At inflammation stage, the up-regulated genes were related to activation of TNF, JAK-STAT, TGF-beta, NOD-like receptor, and NF-kappa B signaling pathways, as well as cytokine-cytokine receptor interaction, thus triggering a persistent inflammatory response (Philpott et al., 2014; Banerjee et al., 2017; He Y. et al., 2017). The inflammatory pathways are involved in different types of skeletal muscle atrophy caused by cachexia, aging, and/or chronic diseases (Perry et al., 2016; Zimmers et al., 2016; Sakurai and Harashima, 2017; Ma et al., 2018). STAT3 and NF-kappa B respond to the same upstream signal and cooperate to promote the expression of pro-cachectic genes, thus contributing to muscle atrophy (Ma et al., 2017). Interventions with JAK-STAT3 related inhibitors in a cancer cachexia model decrease IL-6 level and alleviate skeletal muscle atrophy (Bonetto et al., 2012). TGF-beta 1 mediates muscle atrophy (Zhu et al., 2017) and promotes fibroblast proliferation, collagen synthesis, and muscle fibrosis (Mendias et al., 2012). Moreover, proinflammatory cytokines (e.g., IL-6 and TNF-alpha) affect aging-induced skeletal muscle atrophy by regulating the related signaling pathways (Fan et al., 2016). Besides inflammatory signaling pathways, several biological processes, including immune response, inflammatory response, cellular response to IL-1 and cellular response to TNF, were also activated at inflammation stage. As to the enhanced molecular function at the same stage, they were CCR1 chemokine receptor binding, CCR2 chemokine receptor binding, CCR5 chemokine receptor binding, and cytokine activity. Our observation about the presence of inflammation stage not only provided new evidence for the significance of inflammation in skeletal muscle atrophy, but also inspired a new idea of using anti-inflammatory therapy for treating denervated skeletal muscle atrophy.

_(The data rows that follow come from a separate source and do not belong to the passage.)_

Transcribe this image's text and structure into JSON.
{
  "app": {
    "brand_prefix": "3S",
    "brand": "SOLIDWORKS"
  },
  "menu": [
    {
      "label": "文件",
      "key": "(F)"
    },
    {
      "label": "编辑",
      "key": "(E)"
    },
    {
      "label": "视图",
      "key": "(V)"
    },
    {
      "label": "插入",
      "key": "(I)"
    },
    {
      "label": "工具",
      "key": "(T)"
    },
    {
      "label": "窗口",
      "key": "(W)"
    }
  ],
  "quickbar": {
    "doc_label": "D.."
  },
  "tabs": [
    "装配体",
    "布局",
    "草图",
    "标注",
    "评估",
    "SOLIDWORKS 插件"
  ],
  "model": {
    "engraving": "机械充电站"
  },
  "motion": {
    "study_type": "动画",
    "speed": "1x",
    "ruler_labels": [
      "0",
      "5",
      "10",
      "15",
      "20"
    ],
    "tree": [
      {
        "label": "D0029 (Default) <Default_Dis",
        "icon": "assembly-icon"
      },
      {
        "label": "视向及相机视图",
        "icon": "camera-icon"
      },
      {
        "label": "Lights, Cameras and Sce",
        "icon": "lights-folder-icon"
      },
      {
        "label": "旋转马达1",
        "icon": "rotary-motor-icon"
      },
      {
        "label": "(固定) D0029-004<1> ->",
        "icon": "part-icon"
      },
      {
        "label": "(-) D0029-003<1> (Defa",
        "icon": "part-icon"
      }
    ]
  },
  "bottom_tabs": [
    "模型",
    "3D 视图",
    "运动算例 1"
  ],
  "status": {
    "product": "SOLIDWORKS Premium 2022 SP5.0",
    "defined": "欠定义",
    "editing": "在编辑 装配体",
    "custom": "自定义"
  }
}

At atrophy stage, the signaling pathways related to the up-regulated genes were mainly phagosomes, lysosomes, endocytosis, and P53 signaling pathways, which were essential in proteolysis (Bonetto et al., 2012; Fanzani et al., 2012; Bonaldo and Sandri, 2013). There is overwhelming evidence that activation of autophagy/lysosomal and proteasome signaling pathways promotes protein degradation and causes muscle atrophy (Zhao et al., 2007). Further studies revealed that insulin activation inhibits the ubiquitin proteolytic system and the lysosomal hydrolysis system, promoting skeletal muscle hypertrophy or relieving skeletal muscle atrophy (O’Neill et al., 2016). Our results showed that the insulin signaling pathway was continuously inhibited to aggravate skeletal muscle atrophy. At atrophic fibrosis stage, the up-regulated genes were mainly involved in ribosomes, CAMs and ECM, phagosomes, and endocytosis. It has been reported that denervation for 14 days induces skeletal muscle fibrosis (Huang et al., 2016) and that synthesis of CAMs and ECM aggravates the fibrosis of injured skeletal muscle (Wynn and Ramalingam, 2012). Activation of ribosome-related signaling pathways might promote the synthesis of enzymes involved in the process of collagenation and fibrosis. These data suggested that at atrophic fibrosis stage, both the atrophic process (induced by protein proteolysis) and the fibrosis process (induced ECM overproduction) coexisted in denervated skeletal muscle.
At oxidative stress and inflammation stages, the down-regulated genes were involved in many molecular functions, including cell proliferation, cell cycle, DNA replication initiation, and mitotic sister chromatid segregation, indicating that cell proliferation was significantly inhibited at the two earlier stages of denervated skeletal muscle atrophy. At atrophy phase and atrophic fibrosis stages, the down-regulated genes were involved in many molecular functions, including cellular respiration, tricarboxylic acid cycle, fatty acid beta-oxidation, response to oxidative stress, and glycolytic process, indicating that the energy metabolism was significantly inhibited at the middle and later stages of denervated skeletal muscle atrophy. This phenomenon has also been noted in other models of skeletal muscle atrophy (Ibebunjo et al., 2013; Rao et al., 2018). It follows that the down-regulated genes during denervated skeletal muscle atrophy may be mainly involved in two molecular functions: cell proliferation and energy metabolism.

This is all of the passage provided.